Quinn Duane se quedó compuesta y sin novio frente al mismísimo altar. A menos de una semana de que la boda se celebrase, la pareja de la joven decidió cancelar el gran evento, provocando la pérdida de todos los preparativos pagados hasta ese momento.

Kari Duane, madre de la pobre novia, se quedó de piedra -y con una factura de 35.000 dólares por pagar en el restaurante que se encargaba de la recepción- y decidió no desperdiciar la inversión de una manera bastante sorprendente.

La madre de la novia se acercó a varios centros de personas sin hogar de Sacramento, en California, para que colaboraran en la difusión de la invitación a un espectacular banquete que se celebraría en uno de los hoteles más lujosos de la ciudad. Noventa personas sin hogar -entre las que se podían encontrar ancianos, niños y hasta recién nacidos- se acercaron aquel día al convite para disfrutar de una completa comida que incluía aperitivos, ensaladas, salmón y otros platos típicos de boda.

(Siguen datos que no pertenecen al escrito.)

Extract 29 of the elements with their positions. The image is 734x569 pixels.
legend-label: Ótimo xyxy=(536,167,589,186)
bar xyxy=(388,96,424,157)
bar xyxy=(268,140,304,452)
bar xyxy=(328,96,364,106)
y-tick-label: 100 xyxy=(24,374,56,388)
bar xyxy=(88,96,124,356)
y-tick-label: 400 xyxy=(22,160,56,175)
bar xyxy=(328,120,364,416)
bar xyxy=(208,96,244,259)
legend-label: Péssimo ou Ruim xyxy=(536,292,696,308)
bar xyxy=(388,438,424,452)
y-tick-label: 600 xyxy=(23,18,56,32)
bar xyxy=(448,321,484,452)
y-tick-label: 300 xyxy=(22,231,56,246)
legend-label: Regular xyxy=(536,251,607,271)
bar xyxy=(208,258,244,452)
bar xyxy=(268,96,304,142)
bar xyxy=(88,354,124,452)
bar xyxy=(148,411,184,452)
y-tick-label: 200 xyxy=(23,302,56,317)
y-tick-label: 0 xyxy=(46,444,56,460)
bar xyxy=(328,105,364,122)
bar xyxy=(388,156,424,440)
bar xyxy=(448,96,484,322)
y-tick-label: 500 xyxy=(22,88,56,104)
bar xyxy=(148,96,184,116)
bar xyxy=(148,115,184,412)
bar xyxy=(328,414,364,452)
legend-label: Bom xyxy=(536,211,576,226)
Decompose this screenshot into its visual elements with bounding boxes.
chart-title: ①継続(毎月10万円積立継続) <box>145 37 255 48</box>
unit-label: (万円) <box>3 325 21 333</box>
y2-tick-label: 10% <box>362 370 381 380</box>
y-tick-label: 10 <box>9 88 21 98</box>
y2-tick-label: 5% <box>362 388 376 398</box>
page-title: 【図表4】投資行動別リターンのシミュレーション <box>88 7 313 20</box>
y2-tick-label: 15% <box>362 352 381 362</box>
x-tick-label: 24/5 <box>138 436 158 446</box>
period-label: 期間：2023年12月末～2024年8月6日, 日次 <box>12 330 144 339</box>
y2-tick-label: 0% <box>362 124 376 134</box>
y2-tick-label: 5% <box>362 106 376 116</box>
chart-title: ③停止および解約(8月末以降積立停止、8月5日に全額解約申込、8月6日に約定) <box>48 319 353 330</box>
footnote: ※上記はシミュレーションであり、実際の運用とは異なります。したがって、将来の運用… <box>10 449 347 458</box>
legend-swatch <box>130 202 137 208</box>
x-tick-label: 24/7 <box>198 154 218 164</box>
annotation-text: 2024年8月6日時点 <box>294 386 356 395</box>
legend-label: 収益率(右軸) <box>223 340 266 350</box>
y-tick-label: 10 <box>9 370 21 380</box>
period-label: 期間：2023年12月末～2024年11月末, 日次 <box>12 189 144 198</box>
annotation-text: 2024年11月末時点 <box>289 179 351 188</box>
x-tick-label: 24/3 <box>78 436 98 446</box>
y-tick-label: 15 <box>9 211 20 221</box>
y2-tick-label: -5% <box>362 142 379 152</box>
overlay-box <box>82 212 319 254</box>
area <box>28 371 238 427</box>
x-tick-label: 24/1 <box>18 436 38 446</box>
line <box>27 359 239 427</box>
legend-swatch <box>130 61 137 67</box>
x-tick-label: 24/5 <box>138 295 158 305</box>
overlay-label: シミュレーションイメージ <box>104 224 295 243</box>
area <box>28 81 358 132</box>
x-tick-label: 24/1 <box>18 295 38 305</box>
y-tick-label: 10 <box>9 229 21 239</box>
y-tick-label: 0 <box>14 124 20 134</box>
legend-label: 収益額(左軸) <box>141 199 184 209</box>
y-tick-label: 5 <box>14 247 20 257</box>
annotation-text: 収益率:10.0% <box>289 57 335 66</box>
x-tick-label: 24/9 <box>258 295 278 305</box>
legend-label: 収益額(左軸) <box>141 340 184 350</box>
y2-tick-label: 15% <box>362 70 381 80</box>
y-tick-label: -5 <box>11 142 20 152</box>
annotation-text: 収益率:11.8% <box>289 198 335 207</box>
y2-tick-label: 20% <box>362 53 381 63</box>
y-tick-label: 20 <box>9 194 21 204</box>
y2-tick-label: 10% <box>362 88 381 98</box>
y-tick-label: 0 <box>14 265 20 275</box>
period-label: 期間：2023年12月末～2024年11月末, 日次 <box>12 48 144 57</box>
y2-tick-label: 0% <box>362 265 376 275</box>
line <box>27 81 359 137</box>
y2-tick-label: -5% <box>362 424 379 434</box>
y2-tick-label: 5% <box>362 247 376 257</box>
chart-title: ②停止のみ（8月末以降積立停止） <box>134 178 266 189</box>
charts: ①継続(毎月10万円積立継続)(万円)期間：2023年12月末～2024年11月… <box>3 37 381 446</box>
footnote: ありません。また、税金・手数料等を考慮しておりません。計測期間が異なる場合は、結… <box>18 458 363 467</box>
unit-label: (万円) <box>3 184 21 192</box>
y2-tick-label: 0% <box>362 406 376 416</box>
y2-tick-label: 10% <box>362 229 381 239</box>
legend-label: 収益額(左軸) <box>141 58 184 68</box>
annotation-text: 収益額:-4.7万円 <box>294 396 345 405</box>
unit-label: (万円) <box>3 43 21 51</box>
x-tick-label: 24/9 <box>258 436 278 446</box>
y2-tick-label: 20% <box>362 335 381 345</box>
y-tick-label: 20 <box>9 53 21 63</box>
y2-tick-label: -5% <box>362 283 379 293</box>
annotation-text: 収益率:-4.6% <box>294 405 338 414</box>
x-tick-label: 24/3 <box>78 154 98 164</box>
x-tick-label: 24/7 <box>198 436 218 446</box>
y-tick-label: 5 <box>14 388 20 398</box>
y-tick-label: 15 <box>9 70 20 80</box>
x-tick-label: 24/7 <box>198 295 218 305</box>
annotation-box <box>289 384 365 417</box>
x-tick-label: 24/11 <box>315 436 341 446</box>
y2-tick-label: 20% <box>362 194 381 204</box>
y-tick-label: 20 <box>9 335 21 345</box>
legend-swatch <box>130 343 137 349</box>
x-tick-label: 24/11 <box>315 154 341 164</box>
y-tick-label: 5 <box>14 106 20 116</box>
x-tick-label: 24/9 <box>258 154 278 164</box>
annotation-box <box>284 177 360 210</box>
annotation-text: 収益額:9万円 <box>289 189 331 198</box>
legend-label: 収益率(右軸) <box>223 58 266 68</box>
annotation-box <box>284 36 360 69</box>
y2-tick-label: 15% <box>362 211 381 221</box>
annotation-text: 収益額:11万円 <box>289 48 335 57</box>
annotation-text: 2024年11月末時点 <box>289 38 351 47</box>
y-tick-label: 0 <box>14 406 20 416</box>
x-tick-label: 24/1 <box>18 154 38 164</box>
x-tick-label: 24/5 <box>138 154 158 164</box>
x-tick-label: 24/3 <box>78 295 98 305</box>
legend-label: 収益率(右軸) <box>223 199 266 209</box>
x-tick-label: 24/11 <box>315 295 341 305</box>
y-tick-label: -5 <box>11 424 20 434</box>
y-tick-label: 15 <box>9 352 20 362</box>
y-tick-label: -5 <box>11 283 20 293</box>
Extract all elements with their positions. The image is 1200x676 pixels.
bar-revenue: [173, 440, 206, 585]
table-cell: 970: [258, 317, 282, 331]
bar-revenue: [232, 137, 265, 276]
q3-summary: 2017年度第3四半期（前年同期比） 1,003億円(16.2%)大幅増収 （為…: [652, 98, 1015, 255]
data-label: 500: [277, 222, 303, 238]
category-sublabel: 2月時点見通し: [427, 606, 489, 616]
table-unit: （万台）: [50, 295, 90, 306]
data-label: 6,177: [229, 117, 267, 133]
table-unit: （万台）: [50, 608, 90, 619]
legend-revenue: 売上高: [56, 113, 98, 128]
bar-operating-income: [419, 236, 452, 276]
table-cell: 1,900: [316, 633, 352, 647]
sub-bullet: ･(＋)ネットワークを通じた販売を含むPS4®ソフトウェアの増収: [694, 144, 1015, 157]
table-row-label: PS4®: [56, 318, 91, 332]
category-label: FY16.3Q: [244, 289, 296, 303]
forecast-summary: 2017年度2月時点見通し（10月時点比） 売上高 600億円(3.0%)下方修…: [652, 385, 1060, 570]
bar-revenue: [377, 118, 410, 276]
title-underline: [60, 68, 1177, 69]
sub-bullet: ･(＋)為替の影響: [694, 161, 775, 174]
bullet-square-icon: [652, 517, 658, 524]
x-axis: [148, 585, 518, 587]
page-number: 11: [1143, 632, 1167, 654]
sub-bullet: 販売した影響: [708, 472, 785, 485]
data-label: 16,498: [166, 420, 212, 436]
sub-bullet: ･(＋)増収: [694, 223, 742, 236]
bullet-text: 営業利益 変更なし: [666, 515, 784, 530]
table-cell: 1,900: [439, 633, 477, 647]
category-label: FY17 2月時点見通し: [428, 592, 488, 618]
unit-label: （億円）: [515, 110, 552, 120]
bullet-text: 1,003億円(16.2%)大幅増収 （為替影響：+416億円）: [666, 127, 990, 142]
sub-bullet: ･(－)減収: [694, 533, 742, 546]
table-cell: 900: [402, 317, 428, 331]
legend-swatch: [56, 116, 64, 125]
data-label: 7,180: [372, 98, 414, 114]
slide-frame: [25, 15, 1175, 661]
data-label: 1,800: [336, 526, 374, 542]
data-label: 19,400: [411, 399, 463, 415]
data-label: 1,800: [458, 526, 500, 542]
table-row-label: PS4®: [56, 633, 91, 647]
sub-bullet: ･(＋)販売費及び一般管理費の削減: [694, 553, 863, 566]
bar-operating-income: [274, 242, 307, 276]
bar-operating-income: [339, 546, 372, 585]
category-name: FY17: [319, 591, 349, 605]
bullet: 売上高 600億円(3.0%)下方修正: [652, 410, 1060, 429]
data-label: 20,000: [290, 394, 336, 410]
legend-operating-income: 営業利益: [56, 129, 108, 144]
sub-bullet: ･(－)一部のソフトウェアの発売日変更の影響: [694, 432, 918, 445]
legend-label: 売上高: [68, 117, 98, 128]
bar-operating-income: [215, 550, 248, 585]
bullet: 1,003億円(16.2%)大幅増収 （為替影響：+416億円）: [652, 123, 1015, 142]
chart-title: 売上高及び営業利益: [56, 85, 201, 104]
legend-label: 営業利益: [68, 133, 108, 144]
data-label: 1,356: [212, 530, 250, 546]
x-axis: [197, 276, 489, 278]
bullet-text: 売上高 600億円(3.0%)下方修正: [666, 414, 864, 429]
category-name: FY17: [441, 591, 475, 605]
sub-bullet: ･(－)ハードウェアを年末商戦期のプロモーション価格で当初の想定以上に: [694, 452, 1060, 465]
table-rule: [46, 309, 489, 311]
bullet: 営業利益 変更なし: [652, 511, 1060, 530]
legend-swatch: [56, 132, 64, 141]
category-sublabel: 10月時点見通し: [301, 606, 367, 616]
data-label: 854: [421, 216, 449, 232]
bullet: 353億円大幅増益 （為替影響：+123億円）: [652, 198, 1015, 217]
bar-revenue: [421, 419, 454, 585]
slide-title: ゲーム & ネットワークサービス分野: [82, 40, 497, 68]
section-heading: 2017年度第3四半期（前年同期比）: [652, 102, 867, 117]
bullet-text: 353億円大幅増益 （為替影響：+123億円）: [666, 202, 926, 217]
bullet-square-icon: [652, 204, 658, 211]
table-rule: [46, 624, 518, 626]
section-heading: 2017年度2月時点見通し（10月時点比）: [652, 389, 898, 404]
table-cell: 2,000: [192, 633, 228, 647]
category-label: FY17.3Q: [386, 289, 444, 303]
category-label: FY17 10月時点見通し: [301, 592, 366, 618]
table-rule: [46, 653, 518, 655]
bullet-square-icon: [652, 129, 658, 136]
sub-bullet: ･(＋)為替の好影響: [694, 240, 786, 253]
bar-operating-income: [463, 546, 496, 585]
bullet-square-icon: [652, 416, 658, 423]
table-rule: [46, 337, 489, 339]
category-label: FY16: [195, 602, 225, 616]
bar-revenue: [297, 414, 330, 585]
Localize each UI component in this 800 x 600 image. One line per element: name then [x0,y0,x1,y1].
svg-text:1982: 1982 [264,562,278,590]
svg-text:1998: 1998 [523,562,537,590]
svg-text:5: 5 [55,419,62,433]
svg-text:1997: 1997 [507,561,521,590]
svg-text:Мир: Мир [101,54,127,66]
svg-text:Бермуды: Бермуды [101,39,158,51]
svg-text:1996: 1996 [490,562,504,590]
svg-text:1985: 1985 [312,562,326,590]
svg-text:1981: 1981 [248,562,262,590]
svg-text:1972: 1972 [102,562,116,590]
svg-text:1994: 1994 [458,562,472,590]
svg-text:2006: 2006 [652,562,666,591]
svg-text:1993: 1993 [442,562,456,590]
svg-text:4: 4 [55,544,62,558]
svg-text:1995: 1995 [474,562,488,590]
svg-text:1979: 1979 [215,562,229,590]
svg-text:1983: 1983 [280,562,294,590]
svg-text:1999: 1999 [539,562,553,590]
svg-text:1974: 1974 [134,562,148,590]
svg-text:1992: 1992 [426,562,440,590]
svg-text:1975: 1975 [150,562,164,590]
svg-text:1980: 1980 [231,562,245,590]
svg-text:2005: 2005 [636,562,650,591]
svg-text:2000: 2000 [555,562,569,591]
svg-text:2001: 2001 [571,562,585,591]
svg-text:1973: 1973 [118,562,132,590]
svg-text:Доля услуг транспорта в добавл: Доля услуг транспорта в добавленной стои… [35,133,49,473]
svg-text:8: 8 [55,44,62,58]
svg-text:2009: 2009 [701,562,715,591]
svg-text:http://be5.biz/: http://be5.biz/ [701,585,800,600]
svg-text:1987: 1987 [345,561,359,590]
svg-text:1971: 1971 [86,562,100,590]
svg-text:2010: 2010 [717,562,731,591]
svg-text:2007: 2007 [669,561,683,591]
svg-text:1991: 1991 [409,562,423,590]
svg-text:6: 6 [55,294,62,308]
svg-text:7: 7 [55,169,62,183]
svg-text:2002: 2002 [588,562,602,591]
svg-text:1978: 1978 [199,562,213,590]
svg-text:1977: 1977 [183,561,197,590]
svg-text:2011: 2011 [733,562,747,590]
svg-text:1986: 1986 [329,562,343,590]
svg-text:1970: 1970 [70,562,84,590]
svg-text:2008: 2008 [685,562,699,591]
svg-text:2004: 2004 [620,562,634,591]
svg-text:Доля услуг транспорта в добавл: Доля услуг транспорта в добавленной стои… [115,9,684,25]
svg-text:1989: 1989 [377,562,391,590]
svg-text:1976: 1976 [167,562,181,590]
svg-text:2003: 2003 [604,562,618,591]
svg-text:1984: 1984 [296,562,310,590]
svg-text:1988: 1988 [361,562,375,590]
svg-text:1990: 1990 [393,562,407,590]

«Aunque mi marido y yo nos sentíamos muy tristes por el mal momento que estaba pasando nuestra hija, nos resultó realmente conmovedor ver a tanta gente disfrutar allí de una comida», aseguraba la madre de la novia.

Los asistentes solo tuvieron palabras de agradecimiento.  Erika Craycraft -que acudió con su marido y sus cinco hijos- aseguraba a una televisión local que «pasar por un momento tan duro y decidir ayudar a otras personas es un gesto realmente generoso».